Despite the seeming uncertainty in the last quarter of 2020, the TSX is not without growth stocks. Expect a select few that can outpace industry peers in terms of performance and earnings growth. The companies are well positioned to deliver massive gains to investors and perhaps become dividend payers in the future.
Trillium Therapeutics (TSX:TRIL)(NASDAQ:TRIL) and SunOpta (TSX:SOY) offer short-term and long-term opportunities for growth stock investors. Both possess good growth prospects but are flying under the radar. Thus far, in 2020, the pair is outperforming the general market by a mile.
Cancer fighter
Biotech firm Trillium Therapeutics is not conducting clinical trials for a coronavirus vaccine but is showing explosive growth. The stock is by an incredible 1,265% year to date. Had you invested $5,000 on December 31, 2019, your money would be worth $68,270.68 today.
This $1.77 billion clinical-stage immuno-oncology company engages in the development of cancer treatments. The early-stage studies for its lead drug candidates, TTI-621 and TTI-622, have shown promising results. Both programs are in an emerging class of cancer-fighting technologies.

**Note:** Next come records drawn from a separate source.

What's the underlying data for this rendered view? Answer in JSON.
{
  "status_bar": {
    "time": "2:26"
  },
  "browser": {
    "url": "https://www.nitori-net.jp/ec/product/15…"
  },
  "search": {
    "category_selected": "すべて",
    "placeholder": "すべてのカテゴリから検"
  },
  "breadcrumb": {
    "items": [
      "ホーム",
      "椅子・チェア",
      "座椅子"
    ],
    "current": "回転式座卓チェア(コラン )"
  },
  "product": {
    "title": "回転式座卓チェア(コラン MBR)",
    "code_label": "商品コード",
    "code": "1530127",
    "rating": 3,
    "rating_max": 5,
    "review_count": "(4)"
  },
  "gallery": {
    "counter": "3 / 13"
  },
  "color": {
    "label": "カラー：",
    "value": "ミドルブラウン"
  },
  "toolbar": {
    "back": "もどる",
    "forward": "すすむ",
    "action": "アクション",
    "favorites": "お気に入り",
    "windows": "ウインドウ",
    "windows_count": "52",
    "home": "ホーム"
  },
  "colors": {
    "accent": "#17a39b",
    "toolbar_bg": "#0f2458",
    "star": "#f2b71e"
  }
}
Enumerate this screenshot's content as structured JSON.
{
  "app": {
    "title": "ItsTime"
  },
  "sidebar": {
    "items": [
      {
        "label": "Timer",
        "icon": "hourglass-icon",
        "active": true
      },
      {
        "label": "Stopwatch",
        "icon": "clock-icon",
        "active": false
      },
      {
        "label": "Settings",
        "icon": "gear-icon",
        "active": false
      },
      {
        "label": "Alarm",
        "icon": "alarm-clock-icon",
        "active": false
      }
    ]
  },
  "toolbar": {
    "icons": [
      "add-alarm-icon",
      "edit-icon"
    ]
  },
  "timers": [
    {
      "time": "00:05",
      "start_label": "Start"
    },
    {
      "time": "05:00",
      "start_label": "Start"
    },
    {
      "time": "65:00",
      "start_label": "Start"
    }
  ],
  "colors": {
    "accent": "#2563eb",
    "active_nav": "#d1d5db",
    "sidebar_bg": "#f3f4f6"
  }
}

In early September 2020, pharma giant Pfizer bought 2.3 million shares ($25 million) of Trillium shares via a registered direct offering. The company will use the proceeds to fund ongoing and planned clinical trials of the cancer drugs, working capital, and general corporate purposes.
The Mississauga, Canada-based biotech is a potential acquisition target of larger industry players. Although there’s no purchase offer, Trillium CEO Jan Skvarka said its options are open.
Improving lives
The consumer staples sector is performing better than the TSX year to date (+8.37% versus -5.06%), and SunOpta is the constituent that’s showing great promise. As of October 2, 2020, investors are winning by 214%. The $905.65 million company is also from Mississauga, Canada.
SunOpta focuses on plant-based and fruit-based foods, beverages, and organic ingredient sourcing and production. The business is all about improving lives through organic, healthy, and sustainable food solutions. Because of the quality of its products, SunOpta has become a global leader in organic integrity.
In Q2 2020 (quarter ended June 27, 2020), Adjusted EBITDA more than doubled year on year for the third consecutive quarter on account of the 6.1% increase in revenue. Net loss for the quarter is $1.6 million versus $11.1 million in the same period last year.
SunOpta operates in eight countries using a vertically integrated business model. Despite the negative impact of COVID-19 on volumes in the food-service channel, management is extremely bullish in the Q4 2020. The company expects a robust sales pipeline and incremental capacity to come online.
According to industry analysts, SunOpta is one of the food stocks with the most momentum. The company is also environment friendly, as its products use less land and water and generate lower amounts of greenhouse gases. The growing consumer trend, particularly the linkage between diet and health, should propel growth.
Massive rewards
The stock performances of Trillium Therapeutics and SunOpta show that growth investing isn’t only in a healthy economy. Some businesses can thrive and grow amid the unfavourable economic environment. Investors should include both in their watch lists. The pair can potentially deliver massive rewards in 2020 and beyond.